湯を沸かすほどの熱い愛のTakaomiのレビュー・感想・評価

湯を沸かすほどの熱い愛(2016年製作の映画)
3.6
余命宣告を受けた母 双葉が、後悔ないよう家族に伝えられなかった思いや今までできなかったことをやり遂げる物語。

人ってどうしても伝えたいことがあっても素直になれなかったり、やりたいことを後まわしにして後悔するときがある。

あのとき伝えておけば、素直になっておけば、やりたいことをやっておけば。

生きているうちに後悔するのは取り返しがつくけれど、もし死んだら、大切な人が死んでしまったらどうするのか。

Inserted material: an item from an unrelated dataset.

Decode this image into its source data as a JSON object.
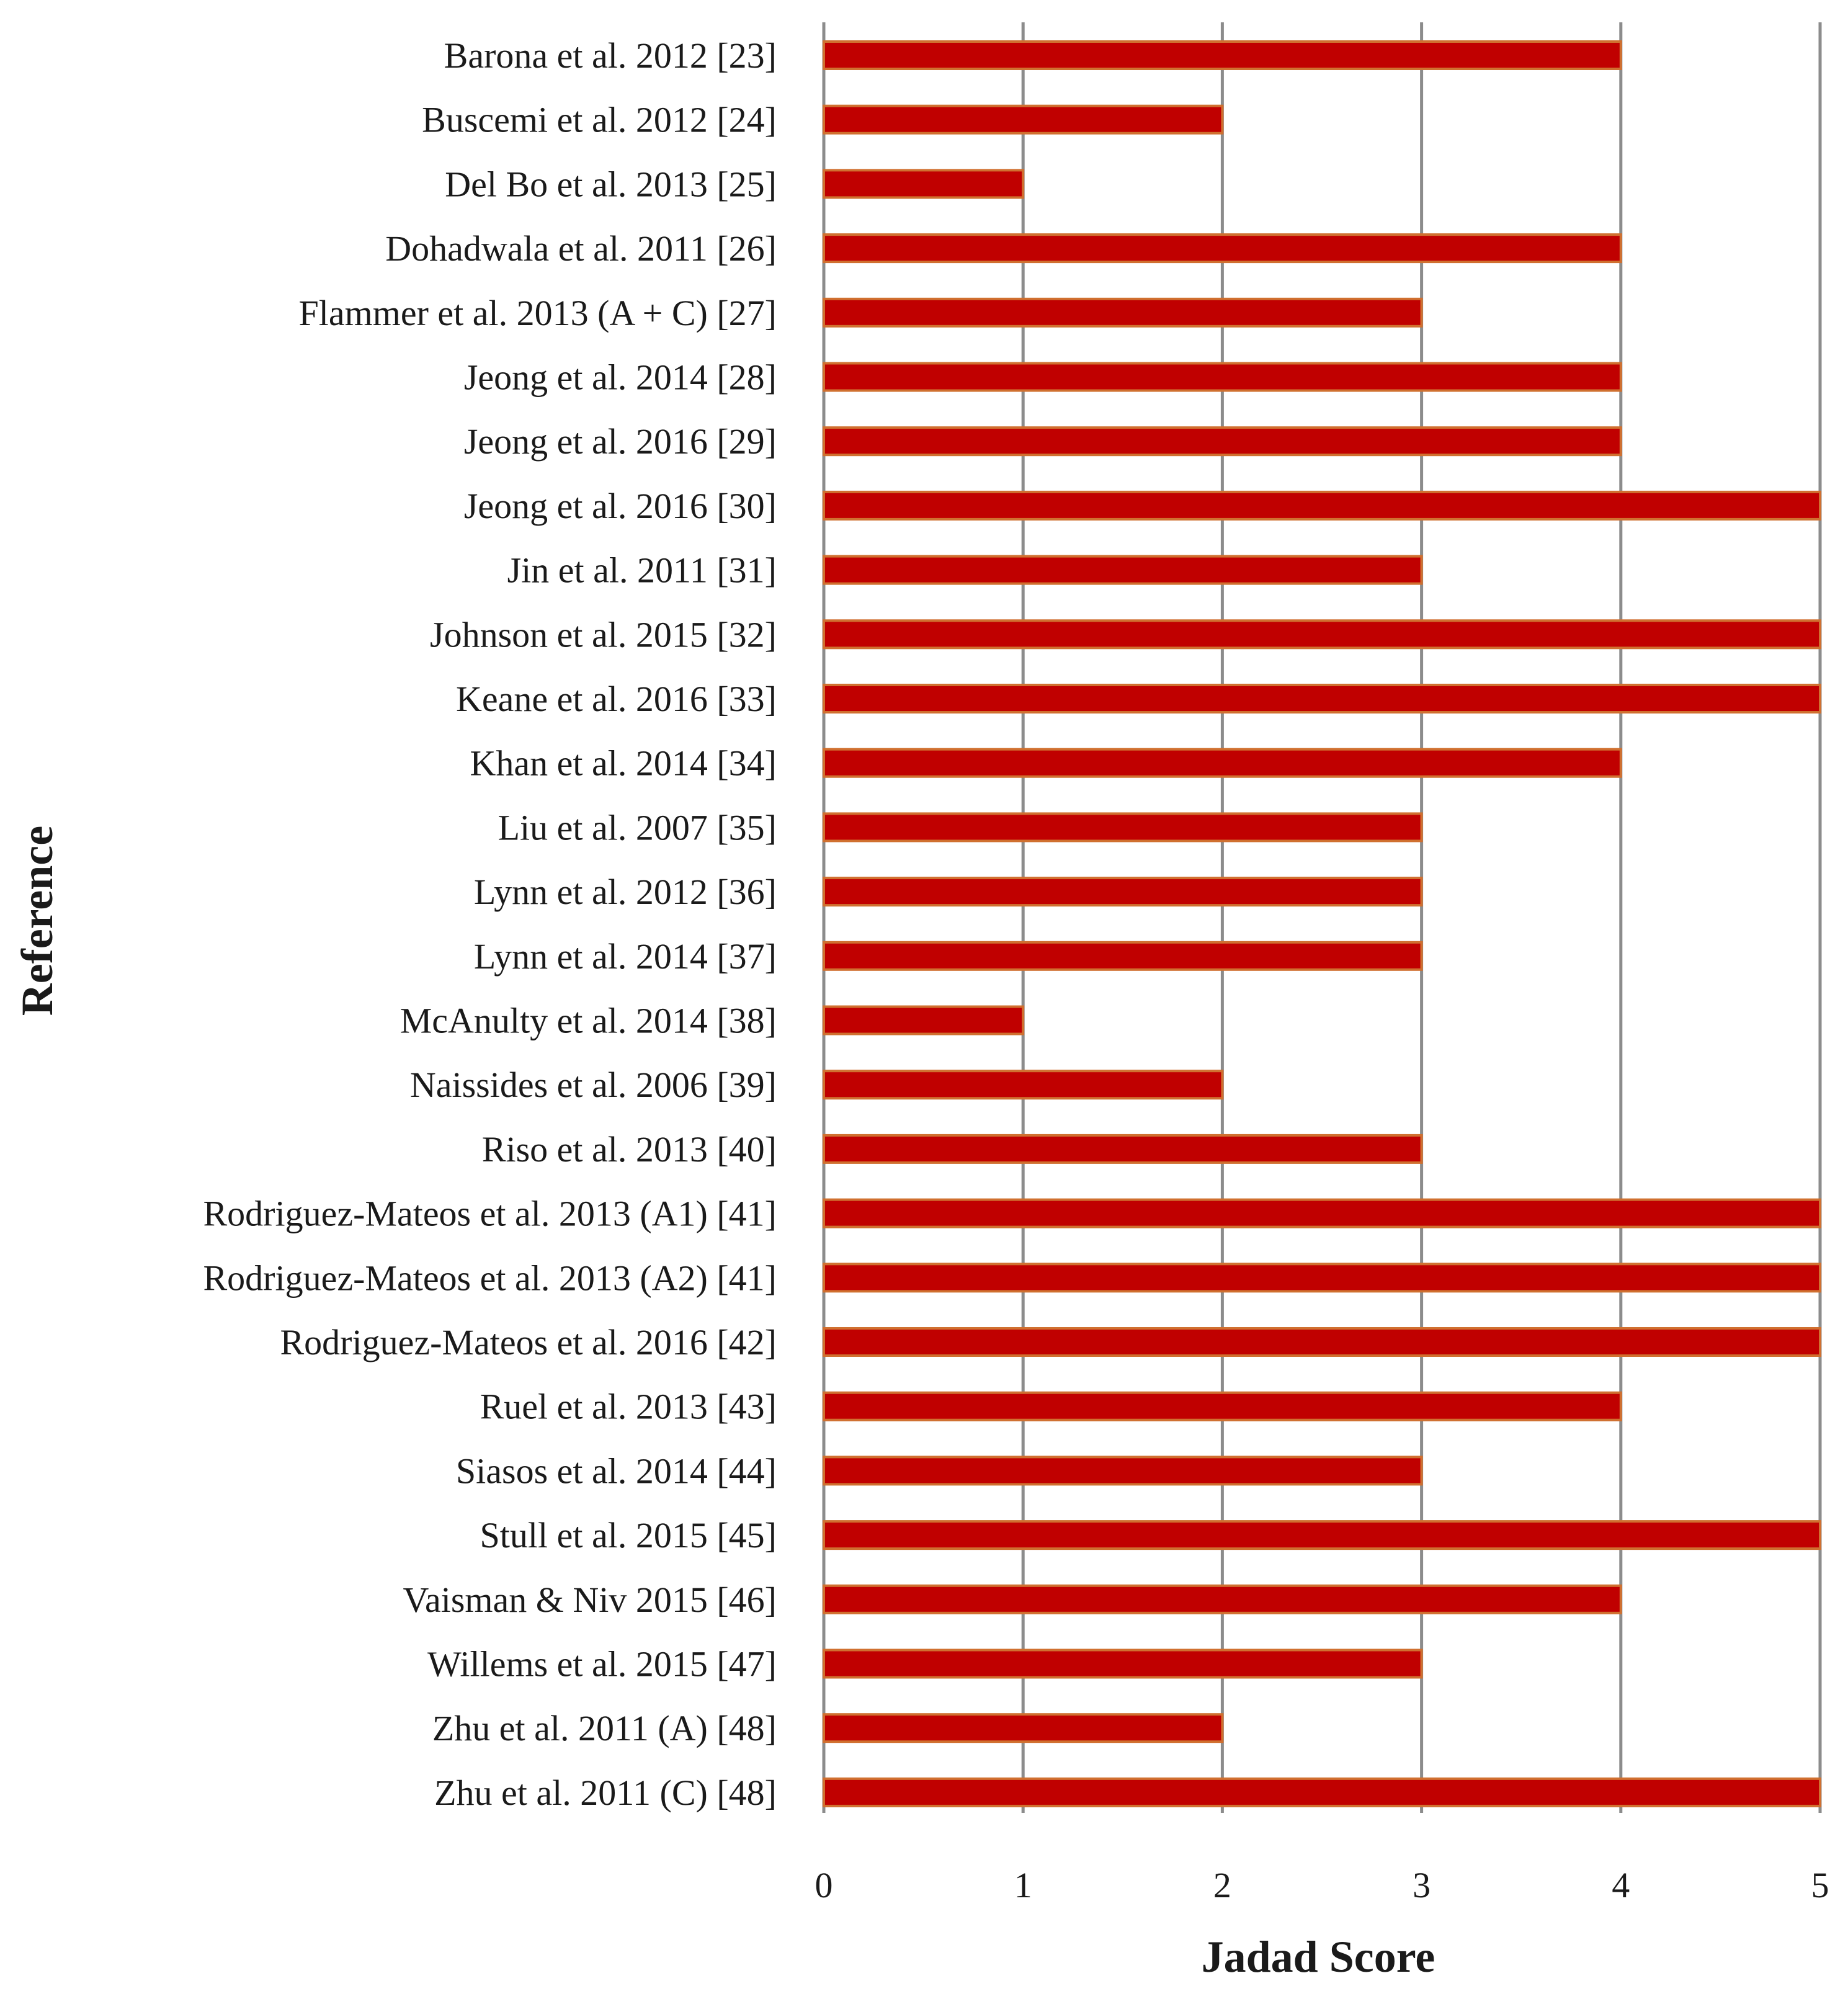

そんな、当たり前だけど忘れがちな事を教えてくれる映画でした。

まずここ最近の邦画の中で一番配役が素晴らしくピッタリ合ってる。
杉咲花のピュアで大人しい感じやオダギリジョーの責任感のない感じ。
そして宮沢りえの元気なお母さんという感じが性格や容姿にあっていて思わず本人達のドラマのなのかなって思ってしまった。

そして出演者全員が名演技すぎて、それだけでお腹一杯です。

ただ、個人的に日本のヒューマン映画は変化のない静かなところも魅力のひとつだと思うので、変化を付けすぎてる印象を受けた。

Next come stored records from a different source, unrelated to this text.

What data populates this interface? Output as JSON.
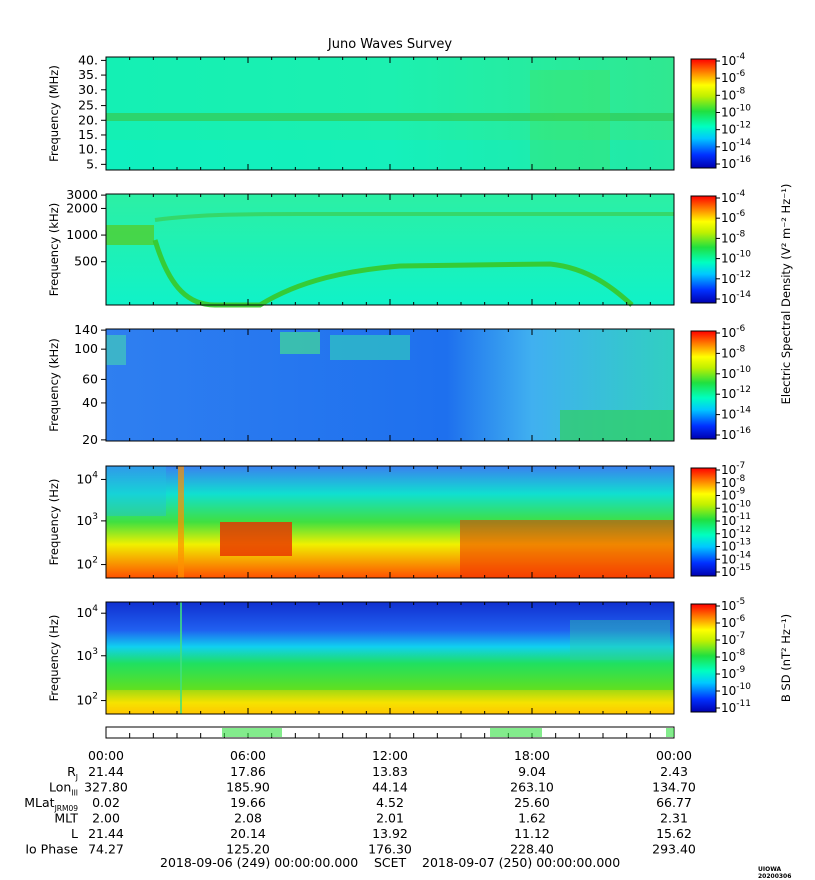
{
  "title": "Juno Waves Survey",
  "colors": {
    "frame": "#000000",
    "background": "#ffffff"
  },
  "chart_data": [
    {
      "type": "heatmap",
      "ylabel": "Frequency (MHz)",
      "yticks": [
        "40.",
        "35.",
        "30.",
        "25.",
        "20.",
        "15.",
        "10.",
        "5."
      ],
      "ylim": [
        3.5,
        41
      ],
      "colorbar_ticks": [
        "10-4",
        "10-6",
        "10-8",
        "10-10",
        "10-12",
        "10-14",
        "10-16"
      ],
      "colorbar_range_exp": [
        -4,
        -16
      ],
      "colormap": "rainbow",
      "colorbar_label": ""
    },
    {
      "type": "heatmap",
      "ylabel": "Frequency (kHz)",
      "yticks": [
        "3000",
        "2000",
        "1000",
        "500"
      ],
      "yscale": "log",
      "colorbar_ticks": [
        "10-4",
        "10-6",
        "10-8",
        "10-10",
        "10-12",
        "10-14"
      ],
      "colorbar_range_exp": [
        -4,
        -14
      ],
      "colormap": "rainbow",
      "colorbar_label": ""
    },
    {
      "type": "heatmap",
      "ylabel": "Frequency (kHz)",
      "yticks": [
        "140",
        "100",
        "60",
        "40",
        "20"
      ],
      "yscale": "log",
      "colorbar_ticks": [
        "10-6",
        "10-8",
        "10-10",
        "10-12",
        "10-14",
        "10-16"
      ],
      "colorbar_range_exp": [
        -6,
        -16
      ],
      "colormap": "rainbow",
      "colorbar_label": "Electric Spectral Density (V² m⁻² Hz⁻¹)"
    },
    {
      "type": "heatmap",
      "ylabel": "Frequency (Hz)",
      "yticks": [
        "10⁴",
        "10³",
        "10²"
      ],
      "yscale": "log",
      "colorbar_ticks": [
        "10-7",
        "10-8",
        "10-9",
        "10-10",
        "10-11",
        "10-12",
        "10-13",
        "10-14",
        "10-15"
      ],
      "colorbar_range_exp": [
        -7,
        -15
      ],
      "colormap": "rainbow",
      "colorbar_label": ""
    },
    {
      "type": "heatmap",
      "ylabel": "Frequency (Hz)",
      "yticks": [
        "10⁴",
        "10³",
        "10²"
      ],
      "yscale": "log",
      "colorbar_ticks": [
        "10-5",
        "10-6",
        "10-7",
        "10-8",
        "10-9",
        "10-10",
        "10-11"
      ],
      "colorbar_range_exp": [
        -5,
        -11
      ],
      "colormap": "rainbow",
      "colorbar_label": "B SD (nT² Hz⁻¹)"
    }
  ],
  "time_ticks": [
    "00:00",
    "06:00",
    "12:00",
    "18:00",
    "00:00"
  ],
  "ephemeris": [
    {
      "label": "R",
      "sub": "J",
      "values": [
        "21.44",
        "17.86",
        "13.83",
        "9.04",
        "2.43"
      ]
    },
    {
      "label": "Lon",
      "sub": "III",
      "values": [
        "327.80",
        "185.90",
        "44.14",
        "263.10",
        "134.70"
      ]
    },
    {
      "label": "MLat",
      "sub": "JRM09",
      "values": [
        "0.02",
        "19.66",
        "4.52",
        "25.60",
        "66.77"
      ]
    },
    {
      "label": "MLT",
      "sub": "",
      "values": [
        "2.00",
        "2.08",
        "2.01",
        "1.62",
        "2.31"
      ]
    },
    {
      "label": "L",
      "sub": "",
      "values": [
        "21.44",
        "20.14",
        "13.92",
        "11.12",
        "15.62"
      ]
    },
    {
      "label": "Io Phase",
      "sub": "",
      "values": [
        "74.27",
        "125.20",
        "176.30",
        "228.40",
        "293.40"
      ]
    }
  ],
  "footer": {
    "start": "2018-09-06 (249) 00:00:00.000",
    "scet": "SCET",
    "end": "2018-09-07 (250) 00:00:00.000"
  },
  "watermark": "UIOWA 20200306"
}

ただのお涙頂戴 映画にしたくないのはわかるが、必ずしも展開を作らなきゃいけない訳ではないと思うので、ついていくのに疲れてしまったかな 。

銭湯に関しても、せっかく日本の象徴だし、アカデミー賞を狙っていたのなら尚更この材料を大切にして欲しかった。

地域との繋がりが薄くなっている世の中で、銭湯で繋がるコミュニティを想像するだけでワクワクする。
銭湯で働くやりがいも含めて。

ラストは、これまでにないようなオチ。
これには本当に驚いたんだけど、僕は受け入れられなかった。
これまでの感動はなんだったのかなと冷めてしまったし、 これを見せたいがために銭湯を設定したのなら残念。

個人的にベタで静かな終わり方が好きというのもあるが、日本の良さを良くも悪くも死なせてしまったかな。

それでも血の繋がりがなくても、ここまで素直に伝えたいことを伝えられているので、血の繋がりがある両親にはもっともっと素直にありがとうと伝えられるはずだ。